Jackson, 49, was admitted to Wellington Hospital on Jan. 26 after experiencing acute stomach pains, according to an e-mailed statement from Melissa Booth, publicist for “The Hobbit.” Doctors expect the Oscar-winning director, who is currently resting, to make a full recovery, the statement said.
“Peter’s surgery is not expected to impact on his directing commitment to ‘The Hobbit’ beyond a slight delay to the start of filming,” Booth said in the statement.
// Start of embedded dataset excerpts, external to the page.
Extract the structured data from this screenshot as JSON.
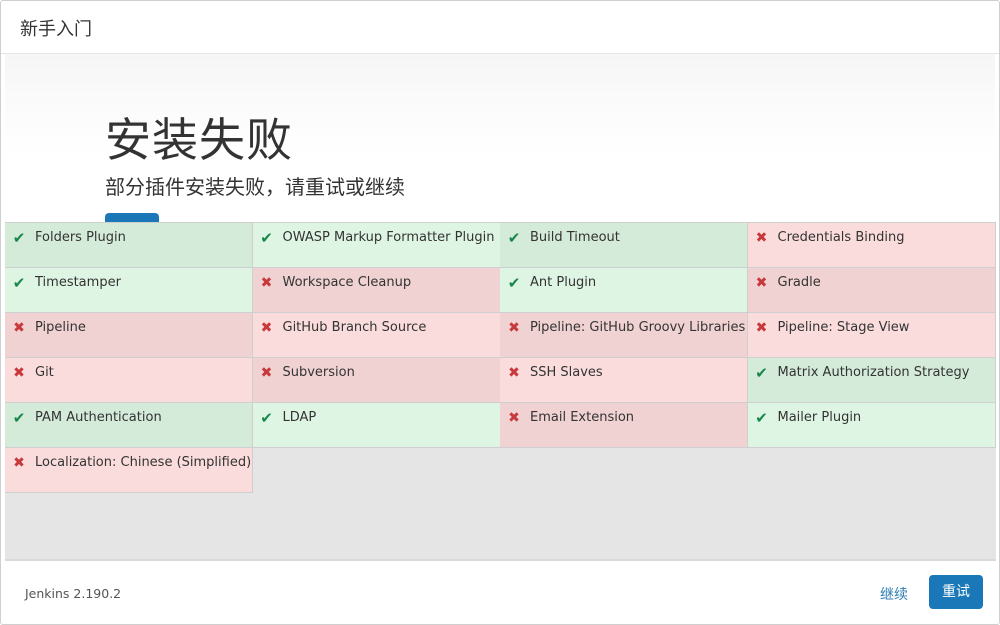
{
  "header": {
    "title": "新手入门"
  },
  "hero": {
    "title": "安装失败",
    "subtitle": "部分插件安装失败，请重试或继续"
  },
  "status_colors": {
    "success": "#d4ebd9",
    "failure": "#f1d2d2",
    "accent": "#1a77b8"
  },
  "plugins": [
    {
      "label": "Folders Plugin",
      "status": "success",
      "icon": "check-icon"
    },
    {
      "label": "OWASP Markup Formatter Plugin",
      "status": "success",
      "icon": "check-icon"
    },
    {
      "label": "Build Timeout",
      "status": "success",
      "icon": "check-icon"
    },
    {
      "label": "Credentials Binding",
      "status": "failure",
      "icon": "cross-icon"
    },
    {
      "label": "Timestamper",
      "status": "success",
      "icon": "check-icon"
    },
    {
      "label": "Workspace Cleanup",
      "status": "failure",
      "icon": "cross-icon"
    },
    {
      "label": "Ant Plugin",
      "status": "success",
      "icon": "check-icon"
    },
    {
      "label": "Gradle",
      "status": "failure",
      "icon": "cross-icon"
    },
    {
      "label": "Pipeline",
      "status": "failure",
      "icon": "cross-icon"
    },
    {
      "label": "GitHub Branch Source",
      "status": "failure",
      "icon": "cross-icon"
    },
    {
      "label": "Pipeline: GitHub Groovy Libraries",
      "status": "failure",
      "icon": "cross-icon"
    },
    {
      "label": "Pipeline: Stage View",
      "status": "failure",
      "icon": "cross-icon"
    },
    {
      "label": "Git",
      "status": "failure",
      "icon": "cross-icon"
    },
    {
      "label": "Subversion",
      "status": "failure",
      "icon": "cross-icon"
    },
    {
      "label": "SSH Slaves",
      "status": "failure",
      "icon": "cross-icon"
    },
    {
      "label": "Matrix Authorization Strategy",
      "status": "success",
      "icon": "check-icon"
    },
    {
      "label": "PAM Authentication",
      "status": "success",
      "icon": "check-icon"
    },
    {
      "label": "LDAP",
      "status": "success",
      "icon": "check-icon"
    },
    {
      "label": "Email Extension",
      "status": "failure",
      "icon": "cross-icon"
    },
    {
      "label": "Mailer Plugin",
      "status": "success",
      "icon": "check-icon"
    },
    {
      "label": "Localization: Chinese (Simplified)",
      "status": "failure",
      "icon": "cross-icon"
    }
  ],
  "footer": {
    "version": "Jenkins 2.190.2",
    "continue_label": "继续",
    "retry_label": "重试"
  }
}
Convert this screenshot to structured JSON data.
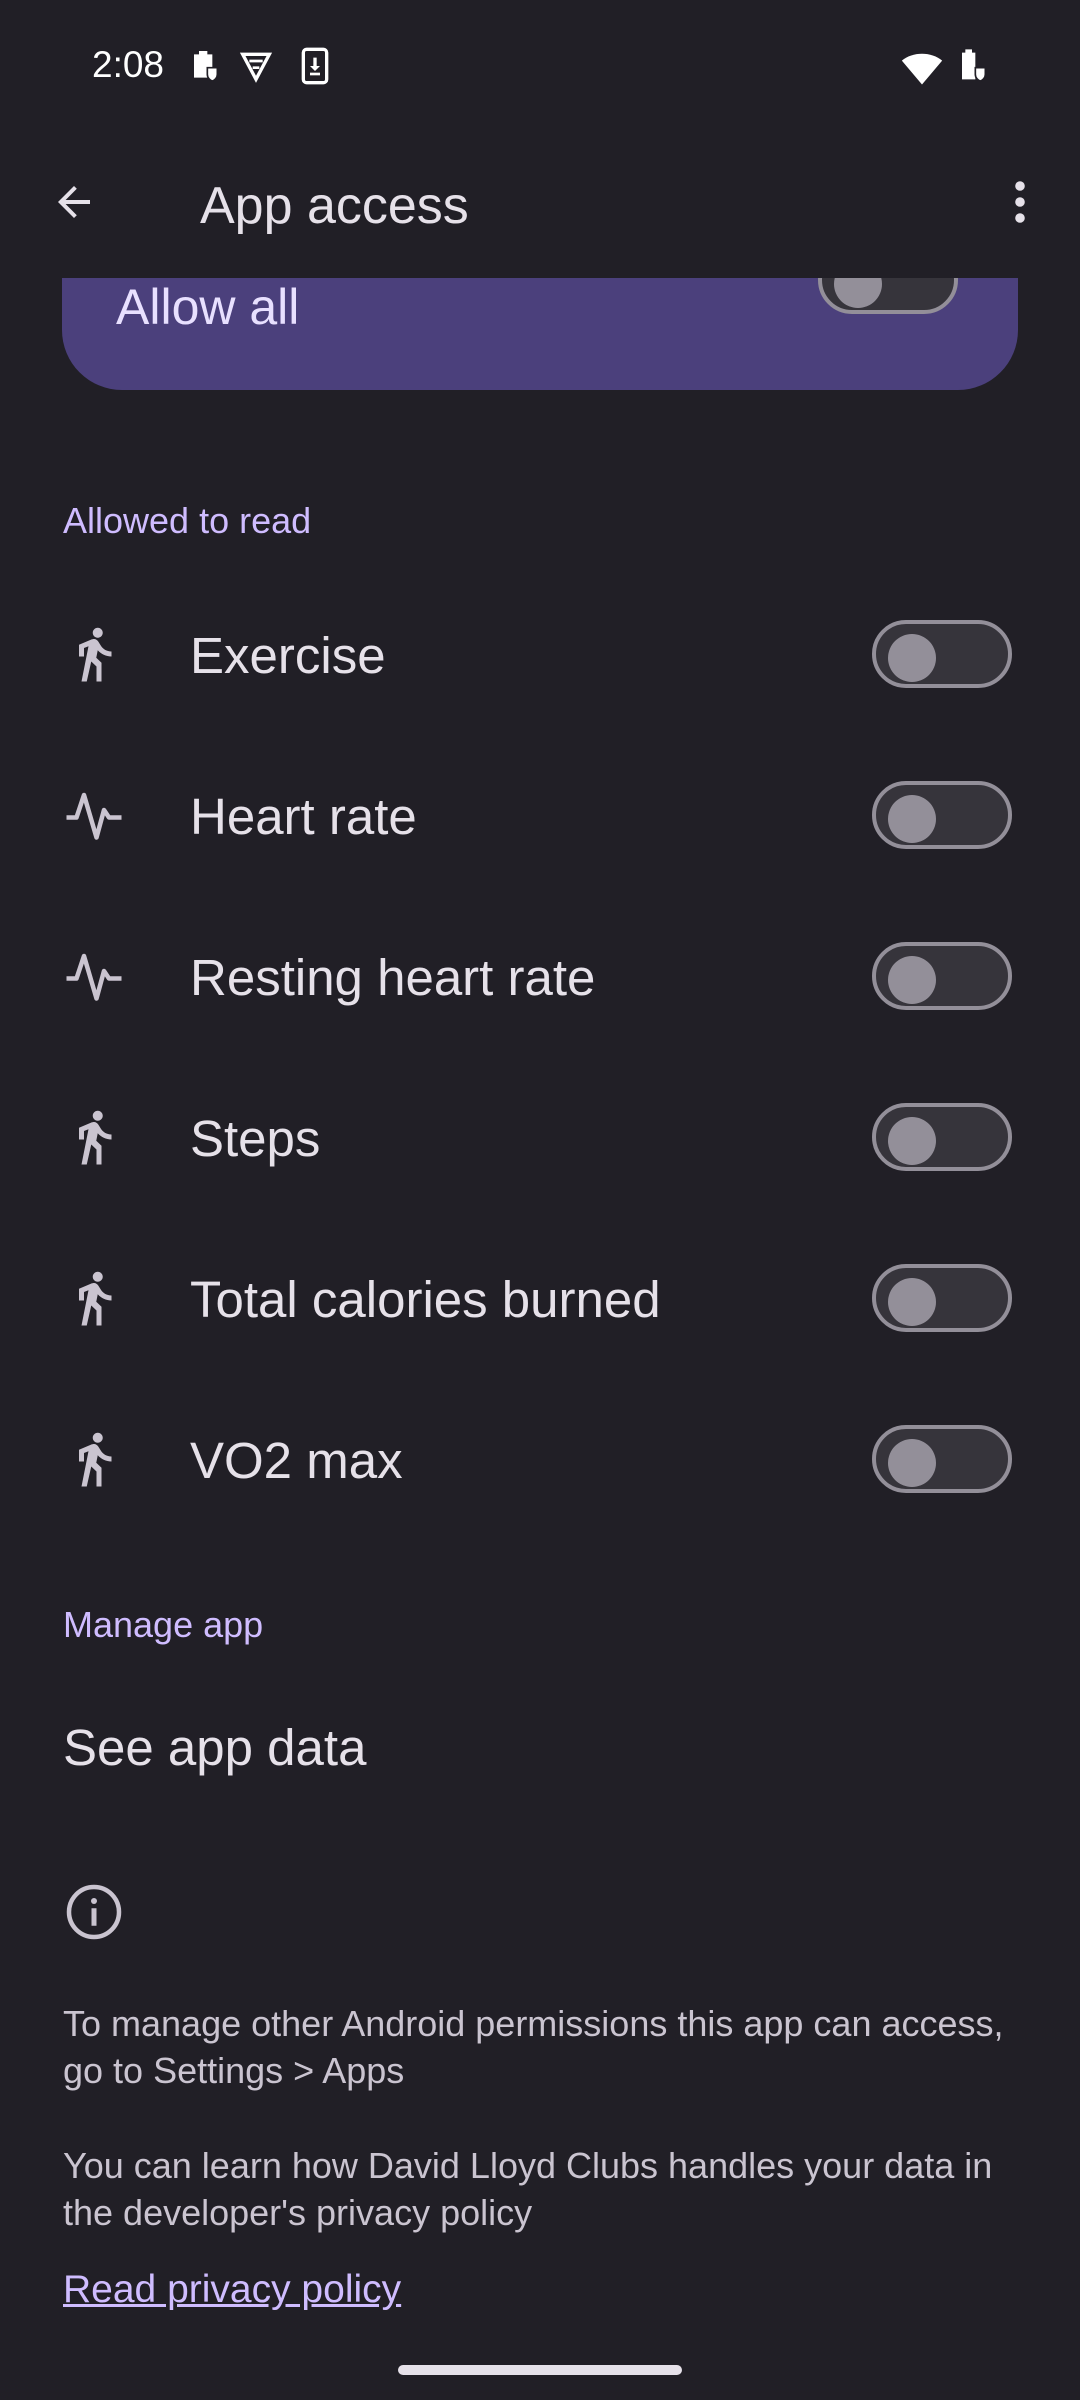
{
  "status_bar": {
    "time": "2:08",
    "icons": [
      "work-badge-icon",
      "vpn-shield-icon",
      "download-icon",
      "wifi-icon",
      "battery-work-icon"
    ]
  },
  "app_bar": {
    "title": "App access",
    "back_icon": "arrow-back-icon",
    "more_icon": "more-vert-icon"
  },
  "allow_all": {
    "label": "Allow all",
    "checked": false
  },
  "allowed_to_read": {
    "header": "Allowed to read",
    "items": [
      {
        "label": "Exercise",
        "icon": "directions-run-icon",
        "checked": false
      },
      {
        "label": "Heart rate",
        "icon": "vitals-icon",
        "checked": false
      },
      {
        "label": "Resting heart rate",
        "icon": "vitals-icon",
        "checked": false
      },
      {
        "label": "Steps",
        "icon": "directions-run-icon",
        "checked": false
      },
      {
        "label": "Total calories burned",
        "icon": "directions-run-icon",
        "checked": false
      },
      {
        "label": "VO2 max",
        "icon": "directions-run-icon",
        "checked": false
      }
    ]
  },
  "manage_app": {
    "header": "Manage app",
    "see_app_data": "See app data"
  },
  "footer": {
    "info_icon": "info-icon",
    "para1": "To manage other Android permissions this app can access, go to Settings > Apps",
    "para2": "You can learn how David Lloyd Clubs handles your data in the developer's privacy policy",
    "link": "Read privacy policy"
  },
  "colors": {
    "background": "#211f26",
    "accent": "#cfbcff",
    "card": "#4b407c",
    "text": "#e6e1e9"
  }
}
Jackson’s illness is the latest delay to the two-film prequel to “The Lord of the Rings” trilogy. Warner Bros Productions Ltd. considered moving production in October after workers threatened a boycott. Guillermo del Toro, who was originally slated as director, withdrew in May and also in October fire ripped through a Wellington studio where parts of the film were to be shot.
“The Hobbit,” the tale of Bilbo Baggins’ quest to win treasure guarded by Smaug the Dragon, is due to start filming in New Zealand next month. Actors reprising their Rings roles include Ian McKellen, Elijah Wood and Cate Blanchett, according to a statement from Tourism New Zealand.
The Rings trilogy added about NZ$350 million ($270 million) to New Zealand’s economy in the three years to March 2002, and boosted tourism as fans flocked to locations where Frodo battled Orcs in a recreation of J.R.R. Tolkien’s Middle Earth.